A new study has revealed artificial intelligence (AI) is clearly going to continue its rampant rise to prominence amongst businesses.
A staggering 80 percent of enterprises are investing today in AI, with a third of business leaders believing their company will have to invest more within the next 36 months to keep pace with competitors.
And they’re certainly confident, with companies expecting a 99 percent ROI in the next five years for every dollar invested today and 187 percent ROI over the next 10 years.
The results came from a survey of 260 large global organisations that was conducted by Vanson Bourne on behalf of Teradata.
Despite this growth, respondents are expecting a number of barriers to adoption of AI technology and looking to strategise against those issues by creating a new C-suite position labelled the chief AI officer (CAIO) to streamline and coordinate AI adoption.

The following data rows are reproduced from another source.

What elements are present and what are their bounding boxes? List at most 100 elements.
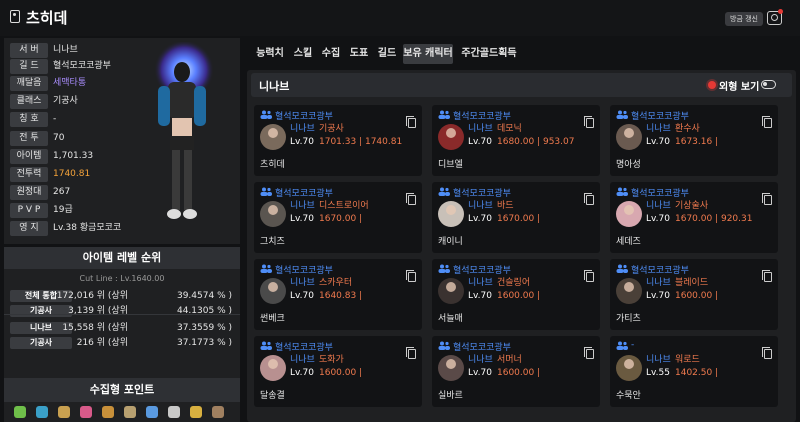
character-card[interactable]: 혈석모코코광부 니나브 스카우터 Lv.70 1640.83 | 썬베크 (254, 259, 422, 330)
panel-header: 니나브 외형 보기 (251, 73, 792, 97)
stat-label: 아이템 (10, 149, 48, 164)
stat-label: 전 투 (10, 131, 48, 146)
bookmark-icon[interactable] (10, 10, 20, 23)
leaf-icon[interactable] (146, 406, 158, 418)
avatar (438, 124, 464, 150)
copy-icon[interactable] (762, 193, 772, 205)
card-item-level: 1600.00 | (497, 368, 541, 378)
tab-1[interactable]: 스킬 (291, 44, 315, 64)
tab-bar: 능력치 스킬 수집 도표 길드 보유 캐릭터 주간골드획득 (253, 44, 523, 64)
card-server: 니나브 (290, 355, 315, 365)
rank-count: 15,558 위 (상위 (62, 323, 128, 333)
rank-percent: 39.4574 % ) (176, 291, 232, 301)
copy-icon[interactable] (762, 116, 772, 128)
character-card[interactable]: - 니나브 워로드 Lv.55 1402.50 | 수묵안 (610, 336, 778, 407)
card-server: 니나브 (468, 201, 493, 211)
stat-label: 칭 호 (10, 112, 48, 127)
guild-members-icon (438, 187, 450, 196)
stat-label: P V P (10, 203, 48, 218)
card-item-level: 1670.00 | (497, 214, 541, 224)
painting-icon[interactable] (102, 406, 114, 418)
instrument-icon[interactable] (124, 406, 136, 418)
compass-icon[interactable] (168, 406, 180, 418)
card-class: 워로드 (675, 355, 700, 365)
seed-icon[interactable] (14, 406, 26, 418)
copy-icon[interactable] (584, 270, 594, 282)
avatar (438, 201, 464, 227)
card-level: Lv.70 (646, 137, 670, 147)
copy-icon[interactable] (762, 347, 772, 359)
rank-row: 전체 통합 172,016 위 (상위 39.4574 % ) (10, 290, 236, 303)
notification-dot (778, 9, 783, 14)
copy-icon[interactable] (406, 270, 416, 282)
avatar (616, 355, 642, 381)
tab-5[interactable]: 보유 캐릭터 (403, 44, 453, 64)
card-character-name: 명아성 (616, 160, 641, 170)
tab-0[interactable]: 능력치 (253, 44, 287, 64)
character-card[interactable]: 혈석모코코광부 니나브 바드 Lv.70 1670.00 | 캐이니 (432, 182, 600, 253)
guild-members-icon (260, 110, 272, 119)
card-level: Lv.70 (646, 291, 670, 301)
card-class: 서머너 (497, 355, 522, 365)
tab-3[interactable]: 도표 (347, 44, 371, 64)
tab-4[interactable]: 길드 (375, 44, 399, 64)
card-character-name: 수묵안 (616, 391, 641, 401)
copy-icon[interactable] (762, 270, 772, 282)
tab-6[interactable]: 주간골드획득 (457, 44, 521, 64)
scroll-icon[interactable] (212, 406, 224, 418)
card-guild: - (631, 340, 635, 350)
card-level: Lv.55 (646, 368, 670, 378)
guild-members-icon (260, 264, 272, 273)
card-class: 환수사 (675, 124, 700, 134)
copy-icon[interactable] (406, 347, 416, 359)
card-level: Lv.70 (468, 137, 492, 147)
rank-percent: 37.3559 % ) (176, 323, 232, 333)
character-card[interactable]: 혈석모코코광부 니나브 서머너 Lv.70 1600.00 | 실바르 (432, 336, 600, 407)
stat-label: 깨달음 (10, 76, 48, 91)
rank-label: 기공사 (10, 305, 72, 317)
copy-icon[interactable] (584, 116, 594, 128)
character-card[interactable]: 혈석모코코광부 니나브 블레이드 Lv.70 1600.00 | 가티츠 (610, 259, 778, 330)
card-character-name: 썬베크 (260, 314, 285, 324)
stat-label: 원정대 (10, 185, 48, 200)
card-level: Lv.70 (468, 214, 492, 224)
cutline-text: Cut Line : Lv.1640.00 (79, 274, 165, 283)
stat-value: 세맥타통 (53, 78, 87, 88)
copy-icon[interactable] (584, 347, 594, 359)
character-card[interactable]: 혈석모코코광부 니나브 환수사 Lv.70 1673.16 | 명아성 (610, 105, 778, 176)
character-card[interactable]: 혈석모코코광부 니나브 건슬링어 Lv.70 1600.00 | 서늘매 (432, 259, 600, 330)
toggle-icon[interactable] (761, 80, 776, 89)
card-class: 데모닉 (497, 124, 522, 134)
owned-characters-panel: 니나브 외형 보기 혈석모코코광부 니나브 기공사 Lv.70 1701.33 | 17… (247, 70, 796, 422)
stat-label: 전투력 (10, 167, 48, 182)
character-card[interactable]: 혈석모코코광부 니나브 데모닉 Lv.70 1680.00 | 953.07 디브엘 (432, 105, 600, 176)
card-character-name: 그치즈 (260, 237, 285, 247)
card-level: Lv.70 (290, 214, 314, 224)
copy-icon[interactable] (406, 193, 416, 205)
card-server: 니나브 (290, 278, 315, 288)
card-class: 건슬링어 (497, 278, 531, 288)
copy-icon[interactable] (406, 116, 416, 128)
outfit-view-label[interactable]: 외형 보기 (719, 78, 759, 93)
card-level: Lv.70 (646, 214, 670, 224)
avatar (260, 278, 286, 304)
card-class: 블레이드 (675, 278, 709, 288)
character-card[interactable]: 혈석모코코광부 니나브 기공사 Lv.70 1701.33 | 1740.81 츠히데 (254, 105, 422, 176)
copy-icon[interactable] (584, 193, 594, 205)
tab-2[interactable]: 수집 (319, 44, 343, 64)
card-item-level: 1640.83 | (319, 291, 363, 301)
card-item-level: 1402.50 | (675, 368, 719, 378)
map-icon[interactable] (58, 406, 70, 418)
card-server: 니나브 (646, 278, 671, 288)
island-icon[interactable] (36, 406, 48, 418)
stat-label: 길 드 (10, 59, 48, 74)
refresh-button[interactable]: 방금 갱신 (725, 12, 763, 26)
server-title: 니나브 (259, 80, 290, 93)
character-card[interactable]: 혈석모코코광부 니나브 도화가 Lv.70 1600.00 | 달송결 (254, 336, 422, 407)
character-name: 츠히데 (26, 9, 68, 27)
card-level: Lv.70 (468, 368, 492, 378)
heart-icon[interactable] (80, 406, 92, 418)
character-card[interactable]: 혈석모코코광부 니나브 디스트로이어 Lv.70 1670.00 | 그치즈 (254, 182, 422, 253)
character-card[interactable]: 혈석모코코광부 니나브 기상술사 Lv.70 1670.00 | 920.31 세데즈 (610, 182, 778, 253)
medal-icon[interactable] (190, 406, 202, 418)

“There is an important trend emerging evident in this report — enterprises today see AI as a strategic priority that will help them outpace the competition in their respective industries,” says Atif Kureishy, vice president of Emerging Practices at Think Big Analytics, a Teradata company.

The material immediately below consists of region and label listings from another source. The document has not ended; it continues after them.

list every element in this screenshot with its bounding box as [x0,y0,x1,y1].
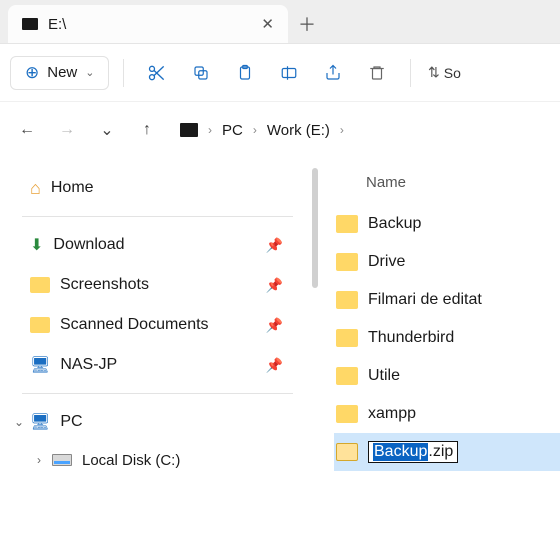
breadcrumb-root[interactable]: PC [222,122,243,139]
folder-icon [336,367,358,385]
folder-icon [336,253,358,271]
trash-icon [368,63,386,83]
list-item[interactable]: Utile [334,357,560,395]
cut-button[interactable] [138,54,176,92]
close-icon[interactable]: ✕ [261,15,274,33]
plus-icon: ⊕ [25,63,39,83]
tab-active[interactable]: E:\ ✕ [8,5,288,43]
file-name: xampp [368,405,416,423]
file-list: Name Backup Drive Filmari de editat Thun… [318,158,560,543]
sidebar-item-label: Home [51,179,94,197]
sidebar-item-label: Screenshots [60,276,149,294]
chevron-down-icon[interactable]: ⌄ [10,415,28,429]
new-tab-button[interactable]: ＋ [288,5,326,43]
chevron-right-icon: › [340,123,344,137]
pin-icon: 📌 [266,357,283,374]
file-name: Filmari de editat [368,291,482,309]
new-button[interactable]: ⊕ New ⌄ [10,56,109,90]
sort-label: So [444,65,461,81]
rename-input[interactable]: Backup.zip [368,441,458,463]
file-name: Utile [368,367,400,385]
sidebar-localdisk[interactable]: › Local Disk (C:) [10,442,305,478]
sort-button[interactable]: ⇅ So [425,54,463,92]
sort-icon: ⇅ [428,64,440,81]
tab-bar: E:\ ✕ ＋ [0,0,560,44]
file-name: Drive [368,253,405,271]
folder-icon [336,215,358,233]
rename-icon [279,64,299,82]
recent-button[interactable]: ⌄ [92,115,122,145]
rename-extension: .zip [428,443,453,461]
separator [22,216,293,217]
copy-button[interactable] [182,54,220,92]
list-item[interactable]: Drive [334,243,560,281]
delete-button[interactable] [358,54,396,92]
scissors-icon [147,63,167,83]
list-item[interactable]: Backup [334,205,560,243]
folder-icon [336,329,358,347]
zip-icon [336,443,358,461]
file-name: Backup [368,215,421,233]
clipboard-icon [236,63,254,83]
sidebar-item-label: Local Disk (C:) [82,452,180,469]
chevron-right-icon[interactable]: › [30,453,48,467]
pin-icon: 📌 [266,317,283,334]
sidebar-item-label: PC [60,413,82,431]
separator [123,59,124,87]
toolbar: ⊕ New ⌄ ⇅ So [0,44,560,102]
sidebar-item-label: Scanned Documents [60,316,209,334]
body: ⌂ Home ⬇ Download 📌 Screenshots 📌 Scanne… [0,158,560,543]
back-button[interactable]: ← [12,115,42,145]
sidebar-pc[interactable]: ⌄ 🖥 PC [10,402,305,442]
pc-icon: 🖥 [30,412,50,432]
rename-selected-text: Backup [373,443,428,461]
column-header-name[interactable]: Name [334,168,560,205]
sidebar-item-download[interactable]: ⬇ Download 📌 [10,225,305,265]
share-button[interactable] [314,54,352,92]
forward-button[interactable]: → [52,115,82,145]
list-item-renaming[interactable]: Backup.zip [334,433,560,471]
sidebar-item-nas[interactable]: 🖥 NAS-JP 📌 [10,345,305,385]
address-bar[interactable]: › PC › Work (E:) › [172,112,548,148]
sidebar: ⌂ Home ⬇ Download 📌 Screenshots 📌 Scanne… [0,158,312,543]
nav-row: ← → ⌄ ↑ › PC › Work (E:) › [0,102,560,158]
tab-title: E:\ [48,16,251,33]
sidebar-item-screenshots[interactable]: Screenshots 📌 [10,265,305,305]
folder-icon [30,317,50,333]
pin-icon: 📌 [266,277,283,294]
paste-button[interactable] [226,54,264,92]
sidebar-item-label: NAS-JP [60,356,117,374]
sidebar-home[interactable]: ⌂ Home [10,168,305,208]
sidebar-item-scanned[interactable]: Scanned Documents 📌 [10,305,305,345]
sidebar-item-label: Download [53,236,124,254]
chevron-down-icon: ⌄ [85,66,94,79]
drive-icon [180,123,198,137]
list-item[interactable]: Thunderbird [334,319,560,357]
copy-icon [192,64,210,82]
new-button-label: New [47,64,77,81]
share-icon [323,64,343,82]
folder-icon [336,291,358,309]
download-icon: ⬇ [30,235,43,255]
disk-icon [52,454,72,466]
separator [22,393,293,394]
list-item[interactable]: Filmari de editat [334,281,560,319]
file-name: Thunderbird [368,329,454,347]
breadcrumb-drive[interactable]: Work (E:) [267,122,330,139]
list-item[interactable]: xampp [334,395,560,433]
pin-icon: 📌 [266,237,283,254]
chevron-right-icon: › [253,123,257,137]
home-icon: ⌂ [30,178,41,199]
separator [410,59,411,87]
chevron-right-icon: › [208,123,212,137]
folder-icon [336,405,358,423]
drive-icon [22,18,38,30]
folder-icon [30,277,50,293]
up-button[interactable]: ↑ [132,115,162,145]
rename-button[interactable] [270,54,308,92]
monitor-icon: 🖥 [30,355,50,375]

“But to leverage the full potential of this technology and gain maximum ROI, these businesses will need to revamp their core strategies so AI has an embedded role from the data center to the boardroom.”
The industries where respondents expect to see the most impact from AI are IT, technology and telecoms (59 percent), business and professional services (43 percent), and customer services and financial services tied for third (32 percent).
In terms of where businesses expect AI to drive the most revenue, product innovation/research and development came out on top with 50 percent, followed by customer service with 46 percent and supply chain and operations on 42 percent.
According to Vanson Bourne, this mirrored some of the top areas of current AI investment, which include customer experience (62 percent), product innovation (59 percent) and operational excellence (55 percent).
“As we continue to adopt AI solutions across our business, we're finding it is a proven differentiator for creating opportunities to streamline our operations and drive revenue,” says Nadeem Gulzar, head of Global Analytics at Danske Bank.
“Finding the right talent is always a challenge in emerging tech fields and having service-based options, as well as off-the-shelf, will be important to fill the gap as we continue to invest in this technology.”
42 percent of the businesses that are already investing in some form of AI say there is lots of room for further implementation across the business, while 30 percent of all businesses still believe that their organisation isn’t investing enough in AI.
Business leaders appear to be nonchalant about the impact AI and automation will have on employee morale, with just 20 percent seeing this as a barrier.
The leading barriers to AI adoption were deemed a lack of IT infrastructure with 40 percent and a lack of access to talent with 34 percent, followed by lack of budget on 30 percent, complications around policies and regulations with 28 percent, and impact on customer expectations on 23 percent.
Currently the CIO (47 percent) and CTO (43 percent) are leading the effort towards AI adoption, but but 62 percent of respondents say they are planning to hire a dedicated CAIO to lead the effort in the future.